Bakke is right about one thing: There is “no linkage” between pay and productivity. According to the Bureau of Labor Statistics, postal labor productivity increased 44% between 1972 and 2006 (the most recent year with data), much more than inflation-adjusted postal wages (down 2%) and compensation (pay and benefits, up 29%).
Far from harmful, binding arbitration is a success in the Postal Service: workers have solid Middle Class pay and benefits, taxpayers have been freed of providing operational support and mailers enjoy high-quality, affordable services. If the Bush administration had not saddled the USPS with tens of billions of dollars of taxpayer obligations from the pre-1970 Post Office Department in 2006, the USPS would have been profitable last year despite the recession, and would be much stronger today.

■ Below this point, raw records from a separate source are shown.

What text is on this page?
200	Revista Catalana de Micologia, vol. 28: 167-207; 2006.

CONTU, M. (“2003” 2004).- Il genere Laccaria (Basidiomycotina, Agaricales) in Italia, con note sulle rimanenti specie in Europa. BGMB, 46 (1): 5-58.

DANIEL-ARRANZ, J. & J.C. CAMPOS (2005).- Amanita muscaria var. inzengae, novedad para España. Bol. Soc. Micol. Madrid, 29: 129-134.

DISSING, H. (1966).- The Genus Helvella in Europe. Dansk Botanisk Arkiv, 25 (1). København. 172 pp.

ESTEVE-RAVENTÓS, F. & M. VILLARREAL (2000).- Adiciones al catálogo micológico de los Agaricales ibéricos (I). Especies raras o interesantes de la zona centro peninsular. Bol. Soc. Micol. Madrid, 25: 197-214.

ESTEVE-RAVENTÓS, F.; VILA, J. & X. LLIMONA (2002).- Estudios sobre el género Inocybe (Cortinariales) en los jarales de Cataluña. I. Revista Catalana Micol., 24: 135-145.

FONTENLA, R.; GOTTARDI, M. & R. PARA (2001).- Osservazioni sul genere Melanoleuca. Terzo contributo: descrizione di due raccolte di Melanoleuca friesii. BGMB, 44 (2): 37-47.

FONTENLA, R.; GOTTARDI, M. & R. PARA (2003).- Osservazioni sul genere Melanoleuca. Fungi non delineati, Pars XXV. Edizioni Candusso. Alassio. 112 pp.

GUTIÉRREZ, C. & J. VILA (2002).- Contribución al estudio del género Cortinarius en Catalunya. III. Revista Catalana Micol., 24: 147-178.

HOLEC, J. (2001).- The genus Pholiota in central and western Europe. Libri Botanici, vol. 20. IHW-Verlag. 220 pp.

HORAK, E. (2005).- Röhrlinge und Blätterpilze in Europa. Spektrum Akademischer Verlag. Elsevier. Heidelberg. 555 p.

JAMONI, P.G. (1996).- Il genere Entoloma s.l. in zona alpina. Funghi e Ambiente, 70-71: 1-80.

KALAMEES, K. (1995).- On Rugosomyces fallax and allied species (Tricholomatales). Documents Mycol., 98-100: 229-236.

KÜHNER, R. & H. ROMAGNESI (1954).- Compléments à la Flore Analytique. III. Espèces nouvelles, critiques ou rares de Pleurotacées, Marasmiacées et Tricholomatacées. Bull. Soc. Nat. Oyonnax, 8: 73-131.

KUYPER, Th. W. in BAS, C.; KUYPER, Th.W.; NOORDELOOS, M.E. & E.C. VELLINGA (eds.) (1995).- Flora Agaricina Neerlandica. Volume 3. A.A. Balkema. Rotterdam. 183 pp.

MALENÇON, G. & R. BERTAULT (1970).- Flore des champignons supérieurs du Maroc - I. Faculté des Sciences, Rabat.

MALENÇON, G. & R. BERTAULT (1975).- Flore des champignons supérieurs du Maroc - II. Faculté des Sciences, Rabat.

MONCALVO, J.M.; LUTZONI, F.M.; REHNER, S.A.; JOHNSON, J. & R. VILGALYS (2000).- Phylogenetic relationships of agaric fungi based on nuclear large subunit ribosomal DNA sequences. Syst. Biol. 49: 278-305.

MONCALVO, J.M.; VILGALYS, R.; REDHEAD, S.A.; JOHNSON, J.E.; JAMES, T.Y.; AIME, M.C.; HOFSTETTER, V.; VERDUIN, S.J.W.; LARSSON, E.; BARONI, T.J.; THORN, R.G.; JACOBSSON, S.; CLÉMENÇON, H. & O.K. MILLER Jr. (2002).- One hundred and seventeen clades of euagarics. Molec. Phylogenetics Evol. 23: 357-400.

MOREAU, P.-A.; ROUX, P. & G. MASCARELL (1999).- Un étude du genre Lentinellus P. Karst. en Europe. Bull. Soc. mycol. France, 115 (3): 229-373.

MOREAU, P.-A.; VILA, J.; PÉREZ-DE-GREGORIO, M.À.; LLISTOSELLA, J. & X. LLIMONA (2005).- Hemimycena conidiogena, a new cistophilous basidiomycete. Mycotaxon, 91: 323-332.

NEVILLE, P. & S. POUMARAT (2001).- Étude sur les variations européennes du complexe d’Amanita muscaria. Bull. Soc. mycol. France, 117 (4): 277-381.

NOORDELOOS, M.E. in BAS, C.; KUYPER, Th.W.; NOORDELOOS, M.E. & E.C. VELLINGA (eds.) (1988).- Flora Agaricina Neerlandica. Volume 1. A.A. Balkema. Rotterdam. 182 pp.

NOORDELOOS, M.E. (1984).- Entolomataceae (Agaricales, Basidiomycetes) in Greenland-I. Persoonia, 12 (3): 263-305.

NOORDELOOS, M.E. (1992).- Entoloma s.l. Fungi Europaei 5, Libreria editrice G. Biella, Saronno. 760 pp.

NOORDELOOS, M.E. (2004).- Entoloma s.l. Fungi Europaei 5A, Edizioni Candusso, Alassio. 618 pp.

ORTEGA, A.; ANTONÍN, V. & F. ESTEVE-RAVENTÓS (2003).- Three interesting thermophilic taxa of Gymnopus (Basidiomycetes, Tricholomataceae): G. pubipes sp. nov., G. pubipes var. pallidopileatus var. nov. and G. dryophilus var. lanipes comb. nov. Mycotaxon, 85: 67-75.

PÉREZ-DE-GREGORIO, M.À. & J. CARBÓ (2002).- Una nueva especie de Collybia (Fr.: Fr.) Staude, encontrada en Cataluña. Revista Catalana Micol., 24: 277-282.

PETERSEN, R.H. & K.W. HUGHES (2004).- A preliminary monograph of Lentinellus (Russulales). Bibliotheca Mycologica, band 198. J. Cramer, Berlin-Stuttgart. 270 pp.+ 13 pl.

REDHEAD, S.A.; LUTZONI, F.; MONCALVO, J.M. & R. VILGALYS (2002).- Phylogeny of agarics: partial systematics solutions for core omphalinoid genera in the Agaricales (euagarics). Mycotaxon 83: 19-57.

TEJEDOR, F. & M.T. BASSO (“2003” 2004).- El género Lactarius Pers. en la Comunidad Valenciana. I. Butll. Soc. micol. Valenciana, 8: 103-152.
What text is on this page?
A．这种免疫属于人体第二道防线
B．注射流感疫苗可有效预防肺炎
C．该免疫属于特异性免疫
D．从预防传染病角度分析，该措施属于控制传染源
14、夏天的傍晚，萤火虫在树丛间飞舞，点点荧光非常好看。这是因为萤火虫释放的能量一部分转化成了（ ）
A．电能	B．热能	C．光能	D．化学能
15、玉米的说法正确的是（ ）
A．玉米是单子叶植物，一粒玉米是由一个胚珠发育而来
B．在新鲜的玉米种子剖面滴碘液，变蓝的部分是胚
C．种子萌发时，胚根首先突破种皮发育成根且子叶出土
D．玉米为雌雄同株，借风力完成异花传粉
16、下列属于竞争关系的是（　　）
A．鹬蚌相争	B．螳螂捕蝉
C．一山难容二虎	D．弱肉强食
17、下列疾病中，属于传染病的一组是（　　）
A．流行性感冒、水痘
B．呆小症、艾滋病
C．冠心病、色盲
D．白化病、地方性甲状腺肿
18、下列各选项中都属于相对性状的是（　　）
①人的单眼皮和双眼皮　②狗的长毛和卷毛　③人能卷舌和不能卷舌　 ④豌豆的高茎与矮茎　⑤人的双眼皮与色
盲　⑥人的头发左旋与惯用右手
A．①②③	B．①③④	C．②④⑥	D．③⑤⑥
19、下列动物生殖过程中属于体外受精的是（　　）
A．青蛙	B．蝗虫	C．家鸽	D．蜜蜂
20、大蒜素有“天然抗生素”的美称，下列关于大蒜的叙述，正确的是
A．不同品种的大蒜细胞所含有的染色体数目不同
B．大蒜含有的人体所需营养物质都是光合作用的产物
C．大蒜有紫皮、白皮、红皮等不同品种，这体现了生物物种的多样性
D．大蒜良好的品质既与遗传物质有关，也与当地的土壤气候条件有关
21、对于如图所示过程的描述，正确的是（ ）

Rather than undermining the case for the Employee Free Choice Act’s binding arbitration provision, which only applies to first contracts, the Postal Service experience demonstrates it can work fairly for workers, employers and consumers.
William H. Young
President, National Association of Letter Carriers, AFL-CIO
—President Young’s response sent to the Wall Street Journal regarding the letter (below)
Going Postal With the Economy
Regarding your editorial “The Union Cudgel” (March 11): I am a retired executive of the U.S. Postal Service (USPS) who experienced the consequences of a little noticed feature of the Employee Free Choice Act. This bill involves more than allowing labor to avoid the messiness of secret ballots. It also involves “binding arbitration,” which would require that a federally appointed arbitrator rule on contracts in which management and labor can’t reach agreement. The USPS has decades of experience with binding arbitration, thanks to the Postal Reorganization Act of 1970.
The consequences have been costly for USPS customers. For years, most USPS contract negotiations have deadlocked and therefore have gone to an arbitrator (actually a three member panel). The result has been costly contracts with no linkage to productivity improvement, cost reduction, or product pricing. Salaries and benefits, including cost of living allowances, continue to increase, while revenue and mail volume decrease. Contracts become even more costly over time because arbitrators are called on to interpret contract provisions. This process creates an expanding set of procedures and work rules.
Arbitrators enjoy the fruits of employment and consequently are always looking to provide benefits to both sides so they receive future assignments. These same arbitrators in no way represent the interests of the large mailers and other customers of the postal service who have suffered from a relentless series of price increases including a 3.8% increase in postage scheduled for May 11, 2009. It would be difficult to find any other large business with a combination of economic and structural problems continuing to increase prices in this environment.
If the Employee Free Choice Act becomes law the experience of the USPS will be magnified throughout the economy, creating a rigid labor market not unlike what is found in Europe. I applaud the work of the Chamber of Commerce in communicating the damage this bill will cause.